Llovía como si fuera la última vez y el niño
estaba solo, parado en una vereda de la 18 de Julio, la avenida principal de Montevideo[1]. Al
arreciar la tormenta había buscado refugio en un kiosco de diarios y revistas y
se entretuvo mirando los colores y formas de los libros de cuentos y revistas
para chicos. No entendía lo que decían, pero las figuras le atraían. Su padre
le había dicho que vendría por él en seguida, pero ya hacía más de una hora que
esperaba, empezaba a impacientarse y tenía frío El kiosquero le preguntó si lo
vendrían a buscar, pero el chico no le entendía, porque no hablaba castellano. El
buen hombre se dio cuenta que hablaba inglés y llamó a Ángela, una joven vecina,
que trabajaba en una oficina de al lado. Contactaron a la Embajada de EEUU y
pronto llegó alguien de allí a recogerlo.
Al día siguiente, Ángela llamó nuevamente a la
Embajada para saber que había ocurrido con el chico, y si habían encontrado al
padre, pero, inesperadamente, allí le dijeron que no sabían nada del asunto.
Trataron de averiguar preguntando por la persona que había venido a buscarlo,
pero no le conocían, había dado un nombre falso. Era un caso para ser
investigado de inmediato. El kiosquero era un apasionado lector de novelas
policiales y sugirió darle el caso a David, un joven policía que hacia tareas
de detective para la gente del barrio en su tiempo libre.

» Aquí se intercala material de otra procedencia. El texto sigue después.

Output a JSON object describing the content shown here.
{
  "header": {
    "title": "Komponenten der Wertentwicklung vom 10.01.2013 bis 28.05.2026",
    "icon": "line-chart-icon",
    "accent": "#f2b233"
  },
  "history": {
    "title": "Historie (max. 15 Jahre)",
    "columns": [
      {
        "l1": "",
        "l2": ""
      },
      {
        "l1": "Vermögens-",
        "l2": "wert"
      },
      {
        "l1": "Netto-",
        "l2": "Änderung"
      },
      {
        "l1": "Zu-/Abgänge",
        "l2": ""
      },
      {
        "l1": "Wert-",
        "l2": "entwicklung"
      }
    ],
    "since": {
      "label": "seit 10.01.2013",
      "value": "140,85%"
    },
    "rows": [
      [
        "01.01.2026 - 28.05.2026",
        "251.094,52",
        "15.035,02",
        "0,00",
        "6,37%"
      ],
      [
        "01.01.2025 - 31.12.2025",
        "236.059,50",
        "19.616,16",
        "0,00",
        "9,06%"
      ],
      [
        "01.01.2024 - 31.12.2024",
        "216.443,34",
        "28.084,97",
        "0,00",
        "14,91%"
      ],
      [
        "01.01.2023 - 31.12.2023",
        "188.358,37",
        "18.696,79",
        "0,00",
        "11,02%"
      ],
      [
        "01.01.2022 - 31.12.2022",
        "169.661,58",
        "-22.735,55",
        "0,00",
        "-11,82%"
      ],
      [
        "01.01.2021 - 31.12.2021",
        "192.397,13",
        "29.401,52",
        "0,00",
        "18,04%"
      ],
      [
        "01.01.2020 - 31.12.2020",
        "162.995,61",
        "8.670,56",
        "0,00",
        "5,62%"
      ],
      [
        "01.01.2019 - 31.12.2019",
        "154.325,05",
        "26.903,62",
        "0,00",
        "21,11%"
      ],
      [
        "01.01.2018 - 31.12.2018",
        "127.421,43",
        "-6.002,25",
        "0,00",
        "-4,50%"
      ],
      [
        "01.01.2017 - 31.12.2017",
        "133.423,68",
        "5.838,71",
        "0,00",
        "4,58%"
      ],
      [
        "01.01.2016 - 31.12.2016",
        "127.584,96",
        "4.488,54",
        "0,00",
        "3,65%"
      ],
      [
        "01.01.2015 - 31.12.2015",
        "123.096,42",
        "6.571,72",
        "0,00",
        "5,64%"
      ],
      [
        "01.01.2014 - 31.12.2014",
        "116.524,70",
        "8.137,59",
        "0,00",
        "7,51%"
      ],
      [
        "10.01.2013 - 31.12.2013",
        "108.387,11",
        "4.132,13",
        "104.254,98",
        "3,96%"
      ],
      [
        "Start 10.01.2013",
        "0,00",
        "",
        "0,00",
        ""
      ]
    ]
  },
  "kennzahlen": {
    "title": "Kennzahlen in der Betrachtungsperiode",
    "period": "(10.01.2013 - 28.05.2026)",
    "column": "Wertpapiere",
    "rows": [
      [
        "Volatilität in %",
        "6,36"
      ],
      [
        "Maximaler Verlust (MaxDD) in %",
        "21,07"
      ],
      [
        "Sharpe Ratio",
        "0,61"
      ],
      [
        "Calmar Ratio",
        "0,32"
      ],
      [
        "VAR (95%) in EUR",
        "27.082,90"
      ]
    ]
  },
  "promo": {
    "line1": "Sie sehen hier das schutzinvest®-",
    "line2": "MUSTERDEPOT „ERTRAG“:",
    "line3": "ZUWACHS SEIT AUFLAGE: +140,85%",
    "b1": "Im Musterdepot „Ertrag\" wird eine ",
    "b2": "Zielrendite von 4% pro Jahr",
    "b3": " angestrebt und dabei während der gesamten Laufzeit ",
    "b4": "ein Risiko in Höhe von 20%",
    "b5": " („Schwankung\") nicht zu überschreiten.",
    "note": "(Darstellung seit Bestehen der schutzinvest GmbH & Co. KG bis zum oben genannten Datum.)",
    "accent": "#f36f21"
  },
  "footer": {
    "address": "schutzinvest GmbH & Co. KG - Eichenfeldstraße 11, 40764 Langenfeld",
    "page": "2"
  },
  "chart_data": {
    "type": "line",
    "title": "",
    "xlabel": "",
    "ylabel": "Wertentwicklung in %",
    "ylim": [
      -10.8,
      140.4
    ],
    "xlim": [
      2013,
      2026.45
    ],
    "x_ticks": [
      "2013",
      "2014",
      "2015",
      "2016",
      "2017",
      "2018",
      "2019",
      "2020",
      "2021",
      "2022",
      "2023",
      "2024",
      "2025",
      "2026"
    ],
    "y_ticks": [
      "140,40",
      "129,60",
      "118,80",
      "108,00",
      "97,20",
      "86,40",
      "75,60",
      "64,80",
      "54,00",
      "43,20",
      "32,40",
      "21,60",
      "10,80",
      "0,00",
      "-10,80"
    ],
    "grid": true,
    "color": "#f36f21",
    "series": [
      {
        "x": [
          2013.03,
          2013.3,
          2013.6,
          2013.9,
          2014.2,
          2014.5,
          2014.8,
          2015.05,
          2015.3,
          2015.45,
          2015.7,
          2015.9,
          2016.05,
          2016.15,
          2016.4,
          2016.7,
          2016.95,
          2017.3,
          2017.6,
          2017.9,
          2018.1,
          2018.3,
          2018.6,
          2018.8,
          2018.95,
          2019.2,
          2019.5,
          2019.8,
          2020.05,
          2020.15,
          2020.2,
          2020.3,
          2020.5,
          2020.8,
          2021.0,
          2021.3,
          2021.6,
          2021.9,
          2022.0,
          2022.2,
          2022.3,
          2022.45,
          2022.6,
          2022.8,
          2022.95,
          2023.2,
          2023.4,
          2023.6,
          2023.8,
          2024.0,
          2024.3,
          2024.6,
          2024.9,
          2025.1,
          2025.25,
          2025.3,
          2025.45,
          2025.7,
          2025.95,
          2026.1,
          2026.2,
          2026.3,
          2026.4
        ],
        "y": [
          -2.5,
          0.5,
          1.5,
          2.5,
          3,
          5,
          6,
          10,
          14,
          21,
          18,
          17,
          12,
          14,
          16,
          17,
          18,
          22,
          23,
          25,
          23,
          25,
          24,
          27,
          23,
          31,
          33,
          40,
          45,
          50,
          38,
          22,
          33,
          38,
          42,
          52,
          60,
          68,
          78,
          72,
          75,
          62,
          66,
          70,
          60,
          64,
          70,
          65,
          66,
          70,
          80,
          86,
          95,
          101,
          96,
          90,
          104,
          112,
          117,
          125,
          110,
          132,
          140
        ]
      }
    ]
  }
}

Lo cierto es que David, no solo era un policía
eficaz, sino que también era esforzado y valiente en su tiempo libre, se
dedicaba con entusiasmo a resolver los problemas que los vecinos le
encomendaban de vez en cuando y además, cuando así lo requería la situación,
apelaba a su sexto sentido: la intuición y llegaba a visualizar realidades que
le estaban vedadas a la gente común y a sus colegas habituales. Si, era vidente
y en este caso, apenas Ángela le comenzó a contar la historia y le alcanzó una
servilleta de papel con una golosina, que aquel chico le había regalado el día
anterior, sintió un dolor en las entrañas y tuvo una visión. Vio al niño
llorando, maniatado y amordazado, en un hueco de una pared que se estaba
viniendo abajo, en un lugar deshabitado, dentro de un viejo frigorífico fuera
de servicio. Entonces, recordando el paraje, sin perder tiempo, se puso en movimiento,
tomó su viejo Volks y en menos de media hora estaba en el lugar. Pidió ayuda
por radio, indicando que no hicieran sonar las sirenas para no alertar a los malvivientes.
Cuando llegaron sus colegas, se dirigieron hacia la parte de atrás, para bajar a
los sótanos del derruido edificio. Unos perros que hurgaban en restos de basura
se molestaron por la invasión de su territorio y comenzaron a gruñir, así que
optaron por dar un rodeo para evitar la algarabía.
Entraron por una ventana rota y luego bajaron al
sótano. Era difícil no hacer ruido, porque todo estaba desvencijado, incluso
los pisos de madera semi-podrida, que difícilmente podían sostener una persona.
Algunos ruidos inevitables alertaron a alguien que pregunto alarmado: “--¿Quien
anda ahí?”
David optó por maullar y el advenedizo lanzó un
improperio contra el gato. Se acercaron aun más y pudo ver por un agujero en la
pared que los separaba, que el chico estaba presumiblemente dormido en un
rincón, todavía atado y con un trapo dentro de la boca. El hombre que lo tenía
preso, estaba borracho y se tambaleaba para llegar a una silla que difícilmente
lo podría sostener. En efecto, la silla se rompió y ese fue el momento propicio
para dominar la situación.
Ahora, había que hacer cantar al borracho para
averiguar las razones del rapto, quiénes estaban detrás del asunto y qué había
sido del padre del muchacho, pero eso es parte del siguiente capítulo, que otro
día se sabrá.
[1] La ciudad Capital de la República Oriental del Uruguay.